DA PALAZZO MADAMA AL VALENTINO. TORINO E GOZZANO.
Studi sulla letteratura del primo Novecento in Piemonte.
Centro Studi Piemontesi, Torino 2000, pp. 259.
Ho raccolto in questo volume vari studi dedicati ad autori del primo Novecento piemontese pubblicati negli anni precedenti in varie occasioni, aggiungendovi il saggio iniziale che dà il titolo al volume, che è inedito. Il libro comprende undici saggi, ed è diviso in quattro parti:
Gozzano e dintorni: Da Palazzo Madama al Valentino. Torino e Gozzano - “Addio Giovinezza!” ovvero il fascino di ciò che non c’'e più - Le “Faville “ di Sandro Camasio
Giovanni Camerana tra poesia e pittura: Il “lascito Camerana”: da Fontanesi a Camerana al Museo Civico di Torino - Percorso figurativo di un poeta: Camerana e i suoi rapporti con la pittura di Fontanesi
Enrico Thovez, un torinese guastafeste: Un’immagine di Thovez prosatore: Dai “Mimi dei moderni” alla “Ruota di Issione” - Lettura del “Pastore” di Thovez - Ancora su Thovez. Il poeta
Pavese, tra vita e letteratura : Pavese scrittore di lettere - “Il mare” ovvero la Langa ritrovata - Pavese, la guerra, la fede: per una lettura autobiografica della “Casa in collina”.
UN’EDUCAZIONE TORINESE
L’Arciere, Cuneo 1987, pp. 95
E’ un romanzo breve ambientato nella Torino 1902, l’anno dell’Esposizione d’arte decorativa moderna, dalla trama semplicissima: Enrico, un critico d’arte e giornalista alla “Stampa”, impegnato nell’organizzazione della grande Esposizione d’arte decorativa, vive nello spazio di quel 1902 due brevi storie d’amore, con una sartina, Lucetta, e con Geneviève , moglie di un uomo politico romano.
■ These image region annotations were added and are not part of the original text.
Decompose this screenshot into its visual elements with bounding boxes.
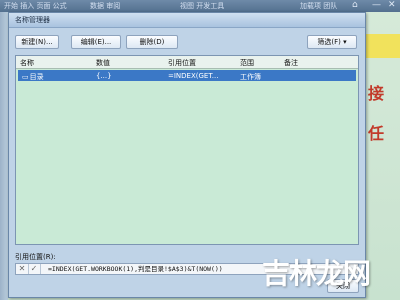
row-scope: 工作簿 (240, 72, 261, 81)
watermark-logo: 吉林龙网 (262, 252, 392, 292)
column-header-scope[interactable]: 范围 (240, 58, 254, 68)
home-icon[interactable]: ⌂ (352, 0, 358, 10)
ribbon-text: 视图 开发工具 (180, 2, 225, 10)
background-left-strip (0, 12, 8, 300)
new-button[interactable]: 新建(N)... (15, 35, 59, 49)
row-value: {...} (96, 71, 112, 80)
row-refers-to: =INDEX(GET... (168, 71, 219, 80)
background-red-char: 任 (368, 124, 385, 143)
background-red-char: 接 (368, 84, 385, 103)
watermark-text: 吉林龙网 (262, 257, 371, 290)
row-name-cell: ▭目录 (22, 72, 44, 82)
background-ribbon: 开始 插入 页面 公式 数据 审阅 视图 开发工具 加载项 团队 ⌂ — ✕ (0, 0, 400, 12)
column-header-comment[interactable]: 备注 (284, 58, 298, 68)
ribbon-text: 开始 插入 页面 公式 (4, 2, 67, 10)
minimize-icon[interactable]: — (372, 0, 381, 10)
edit-button[interactable]: 编辑(E)... (71, 35, 121, 49)
column-header-value[interactable]: 数值 (96, 58, 110, 68)
ribbon-text: 数据 审阅 (90, 2, 121, 10)
dialog-toolbar: 新建(N)... 编辑(E)... 删除(D) 筛选(F) ▾ (9, 35, 365, 51)
close-icon[interactable]: ✕ (388, 0, 396, 10)
name-icon: ▭ (22, 72, 29, 81)
dialog-titlebar[interactable]: 名称管理器 (9, 13, 365, 28)
confirm-edit-icon[interactable]: ✓ (28, 264, 41, 274)
filter-button[interactable]: 筛选(F) ▾ (307, 35, 357, 49)
names-list[interactable]: 名称 数值 引用位置 范围 备注 ▭目录 {...} =INDEX(GET...… (15, 55, 359, 245)
refers-to-label: 引用位置(R): (15, 253, 56, 261)
ribbon-text: 加载项 团队 (300, 2, 338, 10)
dialog-title: 名称管理器 (15, 16, 50, 24)
column-header-name[interactable]: 名称 (20, 58, 34, 68)
screen: 开始 插入 页面 公式 数据 审阅 视图 开发工具 加载项 团队 ⌂ — ✕ 接… (0, 0, 400, 300)
row-name: 目录 (29, 72, 44, 81)
delete-button[interactable]: 删除(D) (126, 35, 178, 49)
list-header: 名称 数值 引用位置 范围 备注 (16, 56, 358, 69)
table-row[interactable]: ▭目录 {...} =INDEX(GET... 工作簿 (18, 70, 356, 81)
column-header-refers-to[interactable]: 引用位置 (168, 58, 196, 68)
E’ un romanzo “storico” nel senso che compaiono anche se celati sotto altro nome personaggi reali della Torino di quel tempo da Francesco Pastonchi ad Alfredo Frassati ad Ernesto Ragazzoni sino allo stesso protagonista, Enrico Bussi, che riflette i tratti umani ed intellettuali del critico e poeta Enrico Thovez.